Claude Joseph Goldsmid Montefiore (1858 - 1938) was son of Nathaniel Montefiore, and the great-nephew of Sir Moses Montefiore. He was the intellectual founder of Anglo-Liberal Judaism and the founding president of the World Union for Progressive Judaism, a scholar of the Hebrew Bible, rabbinic literature and New Testament, an influential anti-Zionist leader in the communal body, the Anglo-Jewish Association, and an educator. He was a significant figure in the contexts of modern Jewish religious thought, Jewish-Christian relations, and Anglo-Jewish socio-politics.

Part of Montefiore's childhood was spent at his family's Coldeast estate in Sarisbury Green, Hampshire.
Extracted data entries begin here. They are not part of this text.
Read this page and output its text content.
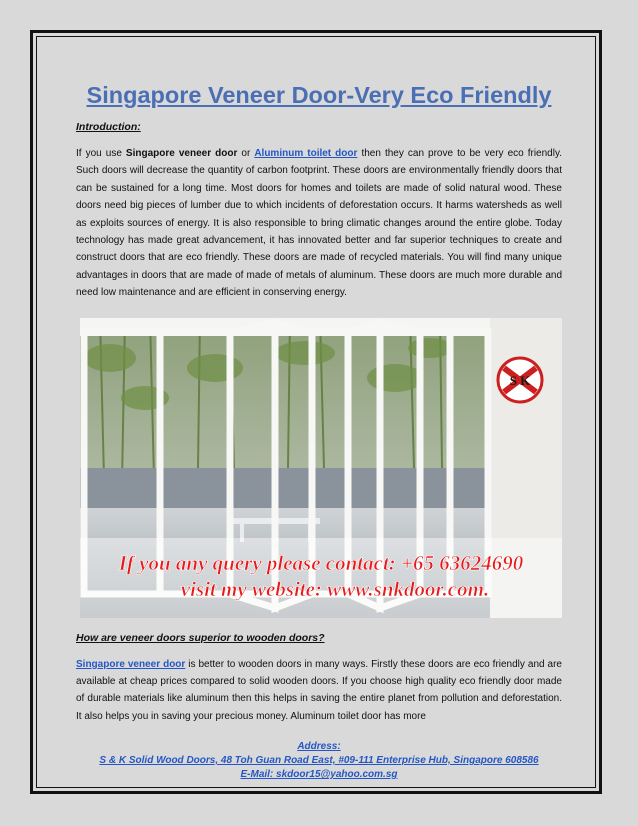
Singapore Veneer Door-Very Eco Friendly
Introduction:

If you use Singapore veneer door or Aluminum toilet door then they can prove to be very eco friendly. Such doors will decrease the quantity of carbon footprint. These doors are environmentally friendly doors that can be sustained for a long time. Most doors for homes and toilets are made of solid natural wood. These doors need big pieces of lumber due to which incidents of deforestation occurs. It harms watersheds as well as exploits sources of energy. It is also responsible to bring climatic changes around the entire globe. Today technology has made great advancement, it has innovated better and far superior techniques to create and construct doors that are eco friendly. These doors are made of recycled materials. You will find many unique advantages in doors that are made of made of metals of aluminum. These doors are much more durable and need low maintenance and are efficient in conserving energy.

S K
If you any query please contact: +65 63624690
visit my website: www.snkdoor.com.
How are veneer doors superior to wooden doors?

Singapore veneer door is better to wooden doors in many ways. Firstly these doors are eco friendly and are available at cheap prices compared to solid wooden doors. If you choose high quality eco friendly door made of durable materials like aluminum then this helps in saving the entire planet from pollution and deforestation. It also helps you in saving your precious money. Aluminum toilet door has more

Address:
S & K Solid Wood Doors, 48 Toh Guan Road East, #09-111 Enterprise Hub, Singapore 608586
E-Mail: skdoor15@yahoo.com.sg
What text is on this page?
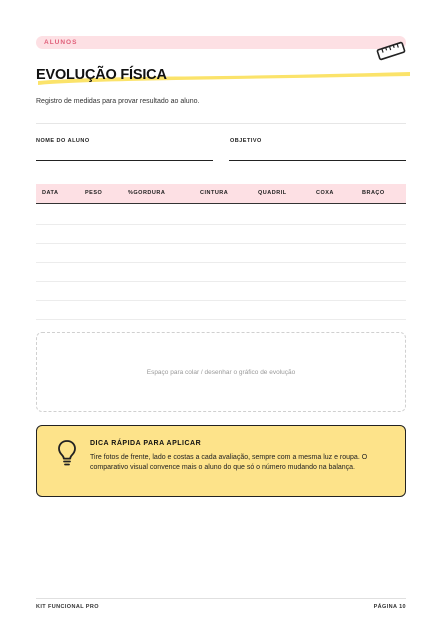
ALUNOS
EVOLUÇÃO FÍSICA
Registro de medidas para provar resultado ao aluno.
NOME DO ALUNO	OBJETIVO
DATA	PESO	%GORDURA	CINTURA	QUADRIL	COXA	BRAÇO
Espaço para colar / desenhar o gráfico de evolução
DICA RÁPIDA PARA APLICAR
Tire fotos de frente, lado e costas a cada avaliação, sempre com a mesma luz e roupa. O comparativo visual convence mais o aluno do que só o número mudando na balança.
KIT FUNCIONAL PRO	PÁGINA 10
He was educated at Balliol College, Oxford, where he obtained a first-class honours degree in the classical final examination, and where he came under the influence of Benjamin Jowett and T. H. Green. Intended originally for the ministry of the West London Synagogue, he studied theology in Berlin, but finding himself unable to sympathize with the arrest of the Reform Movement, he devoted himself instead to scholarly and philanthropic pursuits. He nevertheless continued to be a spiritual teacher and preacher, though in a lay capacity, and published a volume of sermons, in conjunction with Israel Abrahams, entitled "Aspects of Judaism" (London, 1894). In 1886, he was selected by the Hibbert trustees to deliver their course of lectures for 1892 ("The Origin of Religion as Illustrated by the Ancient Hebrews"). In these lectures, Montefiore made a permanent contribution to the science of theology. In 1896, he published the first volume of his "Bible for Home Reading," forming a commentary on the Bible with moral reflections from the standpoint of the "higher criticism"; the second volume appeared in 1899. In 1888 Montefiore founded and edited, in conjunction with Israel Abrahams, the "Jewish Quarterly Review", a journal that stood on the very highest level of contemporary Jewish scholarship, and in which numerous contributions from his pen have appeared.